Две истории (Фёдоров) - страница 82

Олег открыл рот, пытаясь возразить.

— И ты это сам знаешь.

— Хорошо, — кивнул Олег, — покрещу.

— Поклянись.

— Но… Библия не одобряет клятвы. Сама говорила.

Катя чуть улыбнулась и попыталась кивнуть головой.

— Принеси Саню.

— Уже? Может «скорую»?

— И очки.


Хворост давно закончился, костер почти догорел, и только угли переливались темно-красным светом, да серый дым клубился из последних сил, как агонизирующая змея. От страха неизведанного Катя спрятала лицо в ладонях и только глаза смотрели сквозь пальцы.
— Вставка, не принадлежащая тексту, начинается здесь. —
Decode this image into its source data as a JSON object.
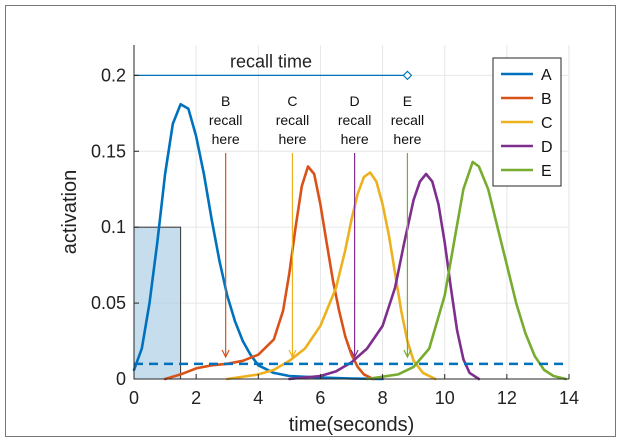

Прошло два часа. Глубокая ночь плавно переходила в раннее утро. В комнате стояла тишина ожидания, после которой что-то должно случиться. Не хватало только часов, своим тиканьем отмеряя последние минуты. Как бы это не казалось странным, как бы это чудовищно не звучало, но они просто ждали, когда Катя умрет. От «скорой» толку не будет. Люди в белых халатах не повезут умирающего человека в больницу. От родителей только лишние слезы. Марафон закончился, больше ничего нельзя было сделать, кроме, как просто быть рядом.

Саня лежал на Катиной груди, макушкой упираясь в подбородок, а пальчиками правой ручки изредка стучал маму по плечу. Олег сидел рядом в кресле, с тревогой смотря на супругу и периодически вытирая глаза. Катя гладила сына по голове, потом опускала уже уставшую руку.

Она то проваливалась в дремоту, то резко возвращалась обратно, слабо оглядывая комнату, освященного светом ночника. Ее ноги и руки немели, в груди было холодно.

Вот и все.

Но она улыбалась. Слабо, почти невидимо, но улыбалась. Ее мальчики были рядом, и ни один, ни второй, не оставили ее, не предали, не обменяли на другую. Поэтому и темного человека нет, что она не одна. Только сейчас она поняла, что такое настоящее счастье.

Катя что-то прошептала.

Олег встал с кресла и сел на край дивана.

— Что?

— Говорю. Саня. У нас. Классный.

Катя закрыла глаза, а ее бледное лицо стало еще бледнее.

Олег дрожащей рукой погладил ее по щеке.

— Я…


Все угли стали черными и безжизненными. Катя испуганно смотрела на последний, слабый и тусклый.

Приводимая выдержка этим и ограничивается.